Und freilich käme es Schade kaum in den Sinn, Tillich vorzuwerfen, er schlage das Staatssäckel und meine die Richter oder er selbst schlage Schurig und meine die Unfähigkeit des Justizministers, mehr Personal bereitzustellen.
Schließlich, auch die Eskalation am 19. Februar in der Südvorstadt wurde mit fehlender Polizeipräsenz und dem Personalabbau bei Sachsens Polizei in Verbindung gebracht. Klagen und Frustration auch bei Polizeibeamten. In der Ausweitung von Überwachung die einzig erfolgversprechenden Präventions- und Ermittlungsmaßnahmen zu sehen, erscheint da als logische Konsequenz. Die Rechnung, den Landeshaushalt zulasten bürgerlicher Grundrechte zu sanieren, dürfte indes nicht aufgehen, wie die letzten Monate gezeigt haben; erst recht nicht mit einer zwanghaft konfrontativen Regierungspolitik der sächsischen Union.
Fortsetzung folgt
Die inzwischen an Blockierer verschickten Geldbußen haben die Kluft zur Bürgerschaft weiter vergrößert. Nicht alle unterschrieben das verlangte Schuldeingeständnis und erzwingen damit eine juristische Bewertung des aus ihrer Sicht zivilen Ungehorsams. Das Bündnis Dresden-nazifrei berichtet von Strafanzeigen gegen die Ermittlungsbehörden.
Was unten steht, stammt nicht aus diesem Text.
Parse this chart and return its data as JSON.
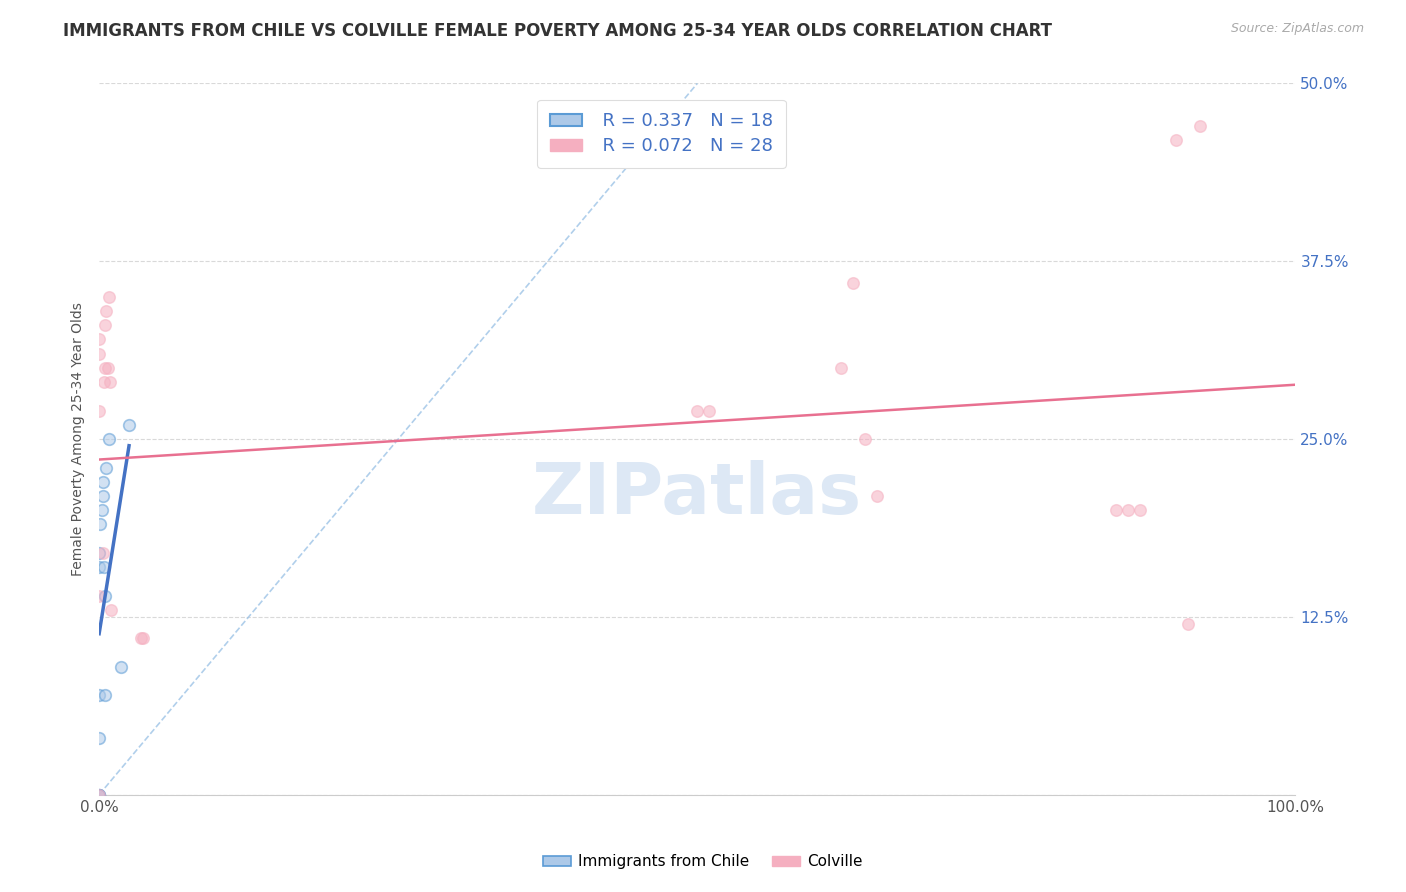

Ein wenig ratlos angesichts des sächsischen Weges zeigt sich in einem Zeit-Artikel auch der ehemalige, eher konservative Präsident des Bundesverfassungsgerichtes:
Nur weiß Papier wie kaum jemand sonst: Nicht der Gesetzestext allein ist immer maßgeblich. Auch der Geist eines Gesetzes ist von Bedeutung. Ein Staatsanwalt muss nicht zum letzten Mittel greifen. “Dreh- und Angelpunkt”, sagt Papier, “ist die Verhältnismäßigkeit.” Das gelte bei einer Funkzellenabfrage wie bei Hausdurchsuchungen. Der Einfall der sächsischen Polizei in Thüringen? “Das ist in jedem Fall ein eigenartiger Stil.”
Thomas Giesen spricht von der Notwendigkeit rechtsstaatlicher Organe „in Form“ zu sein. Was, wenn diese Formen nur Pseudomorphosen sind? Schurigs Vorgänger gewann vor fast zehn Jahren einen Prozess, den Dresdens Staatsanwaltschaft gegen ihn losgetreten hatte. Damals ging es neben Geheimnisverrat auch um Ansehen und Glaubwürdigkeit Sachsens. Der Freistaat zog bis vor den Bundesgerichtshof, um sich eine Abfuhr zu holen.
Bisher hat Andreas Schurig souverän und sachlich auf Angriffe und Widersprüchlichkeiten reagiert, einen längerfristigen Einschüchterungseffekt schließt das nicht aus.
Wenn auch im Falle Schurigs medialer Druck das damalige juristische Vorgehen abgelöst hat, von einem Lernprozess rechtsstaatlicher Institutionen kann keine Rede sein. Vor zehn Jahren prägte Michael Bartsch den Begriff vom System Biedenkopf. Für Bartsch waren die zehn Nachwendejahre für die Heranbildung eines entwickelten Demokratiebewusstseins in Sachsen verloren. Eine weitere Dekade ist verstrichen. Besser wurde es nicht.